Winter weather gradually breaks down most grasses and they’ll fill your garden with mess. It’s much easier to cut them back now and save yourself the cleanup.

At the same time a little care is needed for specific variety of ornamental grasses. Marginally hardy grasses like ‘pink Muhly grass’ and ‘blue fescue’ get benefit from the insulation that their foliage provides. ‘Liriope’ will look lush and green all winter, turning brown in March, so it’s best to wait until then to cut it back.

Majority of the ornamental grasses should be cut off a few inches from the ground. Very small grasses including “Little Bunny” can be cut shorter, and large clumps of maiden grass, zebra grass or porcupine grass should be left six inches tall.

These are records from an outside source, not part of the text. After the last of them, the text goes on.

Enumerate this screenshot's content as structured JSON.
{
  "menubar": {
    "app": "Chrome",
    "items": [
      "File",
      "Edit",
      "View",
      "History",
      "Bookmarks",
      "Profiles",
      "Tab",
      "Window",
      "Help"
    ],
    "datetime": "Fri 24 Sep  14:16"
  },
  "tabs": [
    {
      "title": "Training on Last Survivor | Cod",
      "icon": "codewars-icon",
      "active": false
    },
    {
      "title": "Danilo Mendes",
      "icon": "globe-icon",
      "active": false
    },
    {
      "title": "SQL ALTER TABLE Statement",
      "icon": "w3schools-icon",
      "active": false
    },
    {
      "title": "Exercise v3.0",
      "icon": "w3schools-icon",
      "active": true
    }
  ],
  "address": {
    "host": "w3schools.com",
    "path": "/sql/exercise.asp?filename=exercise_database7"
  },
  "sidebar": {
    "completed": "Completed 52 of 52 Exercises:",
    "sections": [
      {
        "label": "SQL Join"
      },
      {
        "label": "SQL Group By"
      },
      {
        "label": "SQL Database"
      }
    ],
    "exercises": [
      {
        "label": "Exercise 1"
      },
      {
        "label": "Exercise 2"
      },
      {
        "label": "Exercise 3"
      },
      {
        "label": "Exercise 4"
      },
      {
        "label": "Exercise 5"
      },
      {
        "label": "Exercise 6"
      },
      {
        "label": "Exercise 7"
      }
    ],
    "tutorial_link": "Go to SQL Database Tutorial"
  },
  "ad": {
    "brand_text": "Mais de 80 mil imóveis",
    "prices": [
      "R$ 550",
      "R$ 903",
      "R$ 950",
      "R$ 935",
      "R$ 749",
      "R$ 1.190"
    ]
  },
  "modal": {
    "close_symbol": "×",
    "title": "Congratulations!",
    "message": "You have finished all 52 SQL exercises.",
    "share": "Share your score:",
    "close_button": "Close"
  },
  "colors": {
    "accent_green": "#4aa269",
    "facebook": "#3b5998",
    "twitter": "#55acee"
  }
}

“Gas-powered hedge trimmer” is one of the most useful tools for cutting back the ornamental grasses. Weed trimmers do a good job on small, soft grasses. Tough, large grasses easily can be cut with a chain saw. You can cut just about any grass with a good pair of bypass hand

Large clumps of ornamental grass generally tend to die out in the center. This happens through time because the plant uses up all of the food in the soil, expanding around the edges where there’s more nourishment. It is more appropriate to scatter some Plant Tone or other dry fertilizer on grasses after cutting to replace the food in the soil.

Dividing and separating the ornamental grasses into quarters will bring in fresh start.  Big grasses have really tough roots; to cut them into chunks you’ll need a sharp spade. Work the soil, dig nice,  big planting holes and mix in some fertilizer when you re-plant. In a year or  so, the transplanted chunks will form neat, round clumps.